Frank Dolski, of Coldwell Banker Hearthside in Lahaska, Pa., said zombie properties often sit as long as three years. In one case, in a “million-dollar neighborhood,” one property that has not been maintained has had an impact on the values of others.
“When the bank finally sells, the subject property will be tremendously affected,” Dolski said.
Attorney William D. Schroeder Jr. estimated he had 10 zombies in his client files.
“A number of my clients have surrendered them as part of a Chapter 7 (bankruptcy),” he said. “I notify the mortgage company departments and the companies do not move forward.
“I personally believe their inventory is just too large and they are understaffed,” Schroeder said. “The properties sit there blighting the neighborhood. I advise my clients to take the minimum steps to secure the property and keep it safe from the elements and vegetation.”
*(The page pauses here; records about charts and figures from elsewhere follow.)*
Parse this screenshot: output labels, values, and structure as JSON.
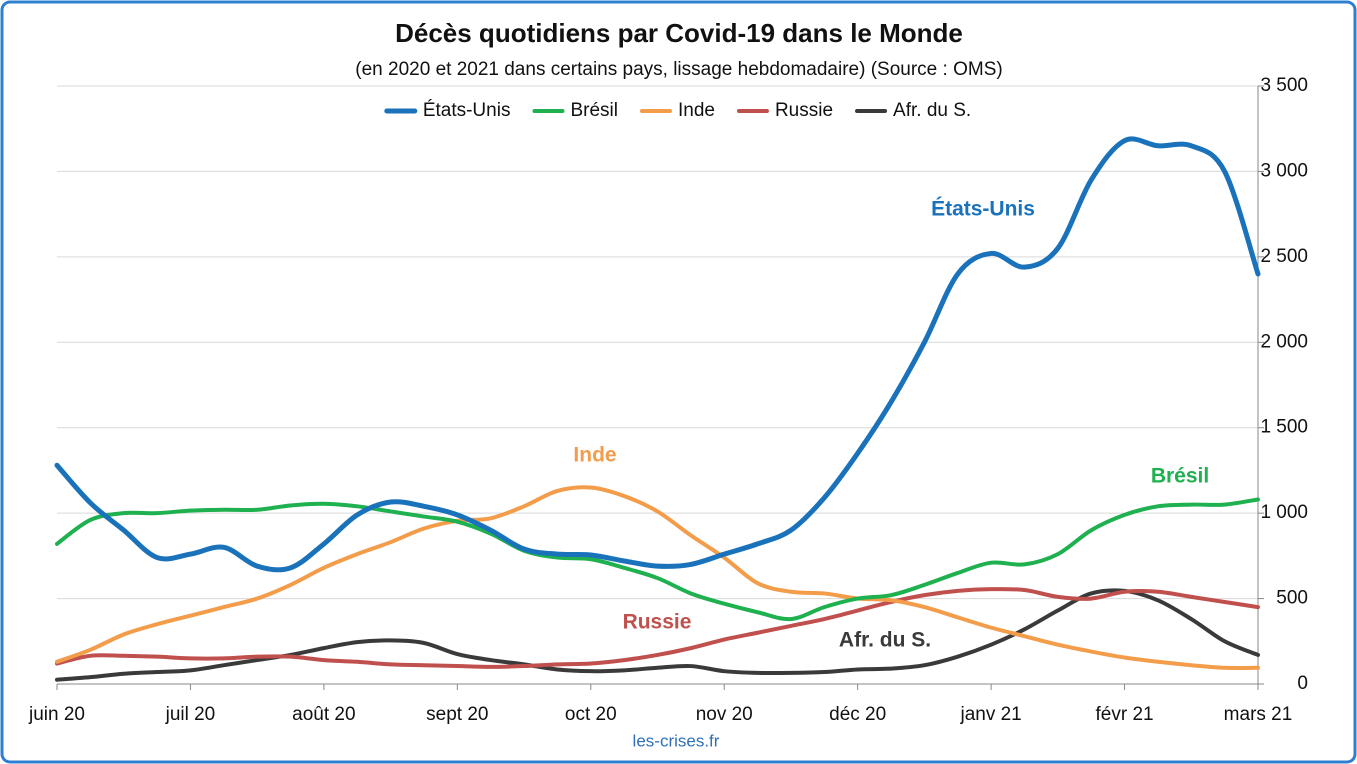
{
  "chart_data": {
    "type": "line",
    "title": "Décès quotidiens par Covid-19 dans le Monde",
    "subtitle": "(en 2020 et 2021 dans certains pays, lissage hebdomadaire) (Source : OMS)",
    "source": "les-crises.fr",
    "categories": [
      "juin 20",
      null,
      null,
      null,
      "juil 20",
      null,
      null,
      null,
      "août 20",
      null,
      null,
      null,
      "sept 20",
      null,
      null,
      null,
      "oct 20",
      null,
      null,
      null,
      "nov 20",
      null,
      null,
      null,
      "déc 20",
      null,
      null,
      null,
      "janv 21",
      null,
      null,
      null,
      "févr 21",
      null,
      null,
      null,
      "mars 21"
    ],
    "series": [
      {
        "name": "États-Unis",
        "color": "#1a72bb",
        "values": [
          1280,
          1060,
          900,
          740,
          760,
          800,
          690,
          680,
          820,
          990,
          1065,
          1040,
          990,
          900,
          790,
          760,
          755,
          720,
          690,
          700,
          760,
          820,
          900,
          1090,
          1350,
          1650,
          2000,
          2400,
          2520,
          2440,
          2550,
          2950,
          3180,
          3150,
          3150,
          3000,
          2400
        ]
      },
      {
        "name": "Brésil",
        "color": "#1fb04f",
        "values": [
          820,
          960,
          1000,
          1000,
          1015,
          1020,
          1020,
          1045,
          1055,
          1040,
          1010,
          980,
          950,
          880,
          780,
          740,
          730,
          680,
          620,
          530,
          470,
          420,
          380,
          450,
          500,
          520,
          580,
          650,
          710,
          700,
          760,
          900,
          990,
          1040,
          1050,
          1050,
          1080
        ]
      },
      {
        "name": "Inde",
        "color": "#f39c4a",
        "values": [
          130,
          200,
          290,
          350,
          400,
          450,
          500,
          580,
          680,
          760,
          830,
          910,
          955,
          970,
          1040,
          1130,
          1150,
          1100,
          1010,
          870,
          740,
          590,
          540,
          530,
          500,
          490,
          450,
          390,
          330,
          280,
          230,
          190,
          155,
          130,
          110,
          95,
          95
        ]
      },
      {
        "name": "Russie",
        "color": "#c0504d",
        "values": [
          120,
          165,
          165,
          160,
          150,
          150,
          160,
          160,
          140,
          130,
          115,
          110,
          105,
          100,
          105,
          115,
          120,
          140,
          170,
          210,
          260,
          300,
          340,
          380,
          430,
          480,
          520,
          545,
          555,
          550,
          510,
          500,
          540,
          540,
          510,
          480,
          450
        ]
      },
      {
        "name": "Afr. du S.",
        "color": "#3a3a3a",
        "values": [
          25,
          40,
          60,
          70,
          80,
          110,
          140,
          170,
          210,
          245,
          255,
          240,
          175,
          140,
          115,
          85,
          75,
          80,
          95,
          105,
          75,
          65,
          65,
          70,
          85,
          90,
          110,
          160,
          230,
          320,
          430,
          530,
          545,
          490,
          380,
          250,
          170
        ]
      }
    ],
    "annotations": [
      "États-Unis",
      "Brésil",
      "Inde",
      "Russie",
      "Afr. du S."
    ],
    "ylim": [
      0,
      3500
    ],
    "yticks": [
      0,
      {
        "value": 500,
        "label": "500"
      },
      {
        "value": 1000,
        "label": "1 000"
      },
      {
        "value": 1500,
        "label": "1 500"
      },
      {
        "value": 2000,
        "label": "2 000"
      },
      {
        "value": 2500,
        "label": "2 500"
      },
      {
        "value": 3000,
        "label": "3 000"
      },
      {
        "value": 3500,
        "label": "3 500"
      }
    ],
    "grid": true,
    "legend": "top"
  }
}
RealtyTrac said Wells Fargo had the most zombies — 18,695 nationally.
Wells Fargo spokeswoman Barbara Nate said it does not comment on “reports issued by third parties.”
If a property is delinquent and vacant and has not yet gone to foreclosure sale, she said, Wells Fargo moves to complete the foreclosure quickly and maintain and secure the property in the interim.
She said the lengthy foreclosure timeline in certain areas “delays our ability to complete renovations to get many properties on the market and in the hands of new owners.”